Buying a race horse, alone or with other investors, can pay big dividends. But the maintenance costs need to be taken into account and the gains are far from guaranteed. Le Revenu’s Myriam Simon reports.
In 2010, a baker bought a yearling for 8,000 euros. Two years later, Saônois, the little horse, won the prestigious Prix du Jockey Club. Now retired from racing, word is that the horse has earned over a million euros in prize winnings for his happy owner. This proves that with a small budget, one can compete with the famous stables like those of Aga Khan, Sheikh Al Maktoum, the Wildenstein family, Xavier Niel (the CEO of Free), and that of Gérard Augustin-Normand, founder of Richelieu Finance.
BUYING ALONE OR WITH OTHERS
The solution that immediately comes to mind would be to have your own horse, which will start with your colors and under your name. You will get all the glory and will assume all operating costs.
To gain access to the starting blocks, one must be able to show credentials. You will need to provide proof of sufficient funds to France Galop or Cheval Français, the official racing bodies. An annual income of 75,000 euros is required if you buy a horse and train it in Paris and 30,000 euros if you do so in the province. This amount varies depending on the method of purchase chosen.
There are less expensive alternatives. For example, you can rent a horse, which may provide a gentler way to break into the business. You would then be renting a horse already in the circuit on your own, or alongside someone else. The horse will run under your colors. You will manage and finance his career, and in return, you pay 5 percent to 10 percent of your earnings to the owner. This solution is less expensive than an individual purchase, but requires some commitment on your part.
To attract new owners and simultaneously energize and protect the French horse breeds, several group-buying solutions have been devised. These formulas alleviate the cost of your passion. You can enter a co-owner association. The number of co-owners is limited to six to ten people maximum. All members must be approved by one of the racing companies and therefore be able to justify sufficient income sources.
You can also join a team by buying shares. Very popular in recent years, this formula is one of the least expensive and least time-consuming. You become part owner of one or more thoroughbred or trotters for a definite or indefinite period of time, but you do not have to do anything. A turnkey racehorse in other words. “On our team, Passion Racing Club, two-thirds of the funds raised have funded the purchase of seven horses. The balance pays for the horses’ pensions. You have to budget 1,000 to 2,000 euros per month per head,” said Bernard Glass, head of the equestrian service RTL and member of a group of stables.

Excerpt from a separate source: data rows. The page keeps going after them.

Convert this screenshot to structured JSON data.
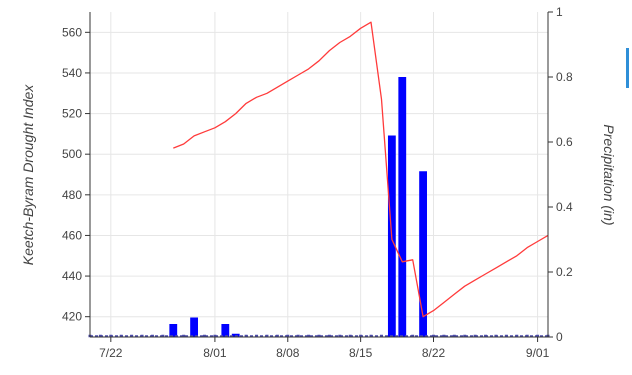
{
  "chart_data": {
    "type": "bar+line",
    "title": "",
    "xlabel": "",
    "ylabel_left": "Keetch-Byram Drought Index",
    "ylabel_right": "Precipitation (in)",
    "x_ticks": [
      "7/22",
      "8/01",
      "8/08",
      "8/15",
      "8/22",
      "9/01"
    ],
    "x_tick_dates": [
      "2023-07-22",
      "2023-08-01",
      "2023-08-08",
      "2023-08-15",
      "2023-08-22",
      "2023-09-01"
    ],
    "x_range": [
      "2023-07-20",
      "2023-09-02"
    ],
    "y_left_ticks": [
      420,
      440,
      460,
      480,
      500,
      520,
      540,
      560
    ],
    "y_left_range": [
      410,
      570
    ],
    "y_right_ticks": [
      0,
      0.2,
      0.4,
      0.6,
      0.8,
      1
    ],
    "y_right_range": [
      0,
      1
    ],
    "grid": true,
    "colors": {
      "kbdi_line": "#ff3b3b",
      "precip_bars": "#0000ff",
      "baseline": "#4a4aa8",
      "grid": "#e6e6e6"
    },
    "series": [
      {
        "name": "Keetch-Byram Drought Index",
        "kind": "line",
        "axis": "left",
        "points": [
          [
            "2023-07-28",
            503
          ],
          [
            "2023-07-29",
            505
          ],
          [
            "2023-07-30",
            509
          ],
          [
            "2023-07-31",
            511
          ],
          [
            "2023-08-01",
            513
          ],
          [
            "2023-08-02",
            516
          ],
          [
            "2023-08-03",
            520
          ],
          [
            "2023-08-04",
            525
          ],
          [
            "2023-08-05",
            528
          ],
          [
            "2023-08-06",
            530
          ],
          [
            "2023-08-07",
            533
          ],
          [
            "2023-08-08",
            536
          ],
          [
            "2023-08-09",
            539
          ],
          [
            "2023-08-10",
            542
          ],
          [
            "2023-08-11",
            546
          ],
          [
            "2023-08-12",
            551
          ],
          [
            "2023-08-13",
            555
          ],
          [
            "2023-08-14",
            558
          ],
          [
            "2023-08-15",
            562
          ],
          [
            "2023-08-16",
            565
          ],
          [
            "2023-08-17",
            527
          ],
          [
            "2023-08-18",
            458
          ],
          [
            "2023-08-19",
            447
          ],
          [
            "2023-08-20",
            448
          ],
          [
            "2023-08-21",
            420
          ],
          [
            "2023-08-22",
            423
          ],
          [
            "2023-08-23",
            427
          ],
          [
            "2023-08-24",
            431
          ],
          [
            "2023-08-25",
            435
          ],
          [
            "2023-08-26",
            438
          ],
          [
            "2023-08-27",
            441
          ],
          [
            "2023-08-28",
            444
          ],
          [
            "2023-08-29",
            447
          ],
          [
            "2023-08-30",
            450
          ],
          [
            "2023-08-31",
            454
          ],
          [
            "2023-09-01",
            457
          ],
          [
            "2023-09-02",
            460
          ]
        ]
      },
      {
        "name": "Precipitation (in)",
        "kind": "bar",
        "axis": "right",
        "points": [
          [
            "2023-07-20",
            0
          ],
          [
            "2023-07-21",
            0
          ],
          [
            "2023-07-22",
            0
          ],
          [
            "2023-07-23",
            0
          ],
          [
            "2023-07-24",
            0
          ],
          [
            "2023-07-25",
            0
          ],
          [
            "2023-07-26",
            0
          ],
          [
            "2023-07-27",
            0
          ],
          [
            "2023-07-28",
            0.04
          ],
          [
            "2023-07-29",
            0
          ],
          [
            "2023-07-30",
            0.06
          ],
          [
            "2023-07-31",
            0
          ],
          [
            "2023-08-01",
            0
          ],
          [
            "2023-08-02",
            0.04
          ],
          [
            "2023-08-03",
            0.01
          ],
          [
            "2023-08-04",
            0
          ],
          [
            "2023-08-05",
            0
          ],
          [
            "2023-08-06",
            0
          ],
          [
            "2023-08-07",
            0
          ],
          [
            "2023-08-08",
            0
          ],
          [
            "2023-08-09",
            0
          ],
          [
            "2023-08-10",
            0
          ],
          [
            "2023-08-11",
            0
          ],
          [
            "2023-08-12",
            0
          ],
          [
            "2023-08-13",
            0
          ],
          [
            "2023-08-14",
            0
          ],
          [
            "2023-08-15",
            0
          ],
          [
            "2023-08-16",
            0
          ],
          [
            "2023-08-17",
            0
          ],
          [
            "2023-08-18",
            0.62
          ],
          [
            "2023-08-19",
            0.8
          ],
          [
            "2023-08-20",
            0
          ],
          [
            "2023-08-21",
            0.51
          ],
          [
            "2023-08-22",
            0
          ],
          [
            "2023-08-23",
            0
          ],
          [
            "2023-08-24",
            0
          ],
          [
            "2023-08-25",
            0
          ],
          [
            "2023-08-26",
            0
          ],
          [
            "2023-08-27",
            0
          ],
          [
            "2023-08-28",
            0
          ],
          [
            "2023-08-29",
            0
          ],
          [
            "2023-08-30",
            0
          ],
          [
            "2023-08-31",
            0
          ],
          [
            "2023-09-01",
            0
          ],
          [
            "2023-09-02",
            0
          ]
        ]
      }
    ]
  }
}
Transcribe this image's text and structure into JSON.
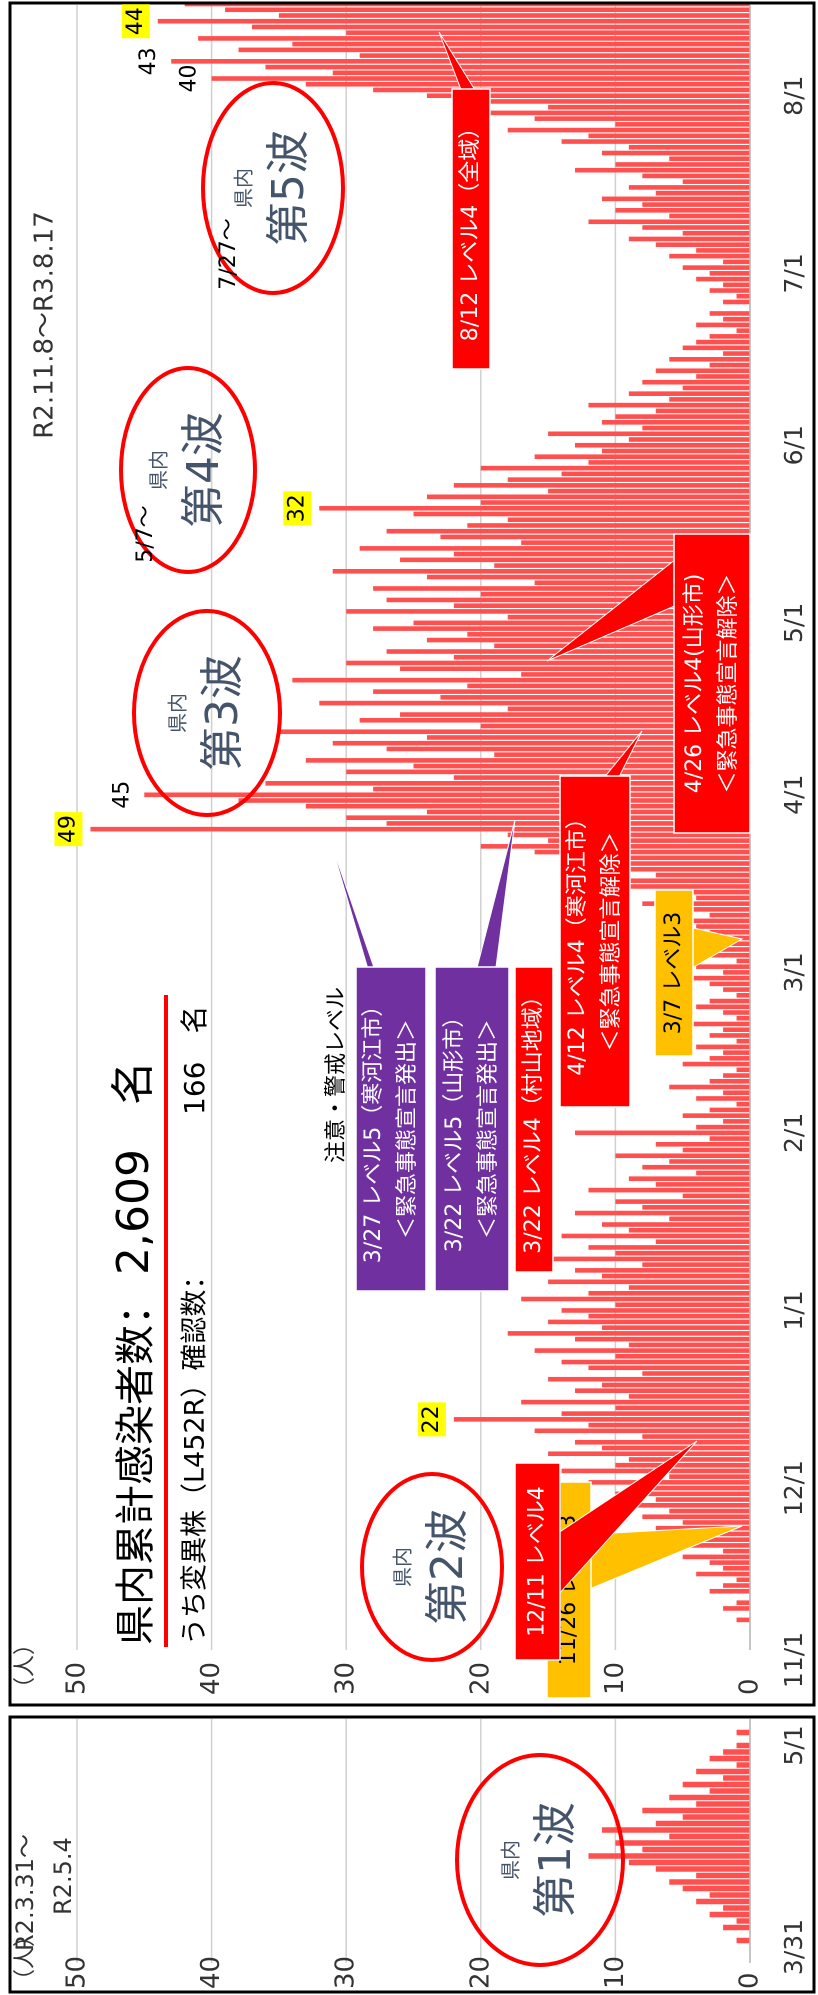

BUYING A FOAL OR A PROVEN HORSE
When it comes to buying, unless you are already a connoisseur or if you like risks, it is better to seek assistance from a coach or a broker. They will advise you and will act as the intermediary with the owners, breeders, and auction houses. Several options are available here.
You can buy a horse with a proven record on the racetrack. Their sale price is usually published in the racing program.
A REASONABLE ENTRY TICKET
All that is required is to make a written offer after the race and produce an official filing. The highest bidder wins. Prices range from 9,000 to 50,000 euros, depending on the wins under the horse’s belt. “These are not bad horses,” says Guy de Fontaines, responsible for the development and promotion of owners at France Galop.
The more daring investors will prefer to buy a yearling, that is to say, a colt less than two years old and at the dawn of his career. “That’s where you can allow yourself to dream… We buy based on the shape of the foal and its origins, which provide some guidance on his future skills,” says Guy de Fontaines. Professionals can identify those skills, but they do not guarantee that your horse will win the Jockey Club and the Prix de Diane. Prices range from 1,500 euros to 150,000 euros. An excellent yearling costs between 100,000 and 150,000 euros. Young trotters are 30 to 50 percent cheaper.
If you choose to join a stable, the price of the share is lower. For example, it takes 100 euros with a minimum of 60 shares to be part of the “Écurie Manson-nienne.” Count on paying 20,000 euros to join the Open Racing Club Racing Club at Arqana.
Investors should keep in mind that the career of a racehorse is short, two to three years on average. Hence, each purchase requires a lot of care. Reproduction income can provide an additional, sometimes comfortable, income stream for the owners of a horse that has a proven record on the racetrack.
If buying a racehorse can be a pleasurable experience, it remains a risky investment.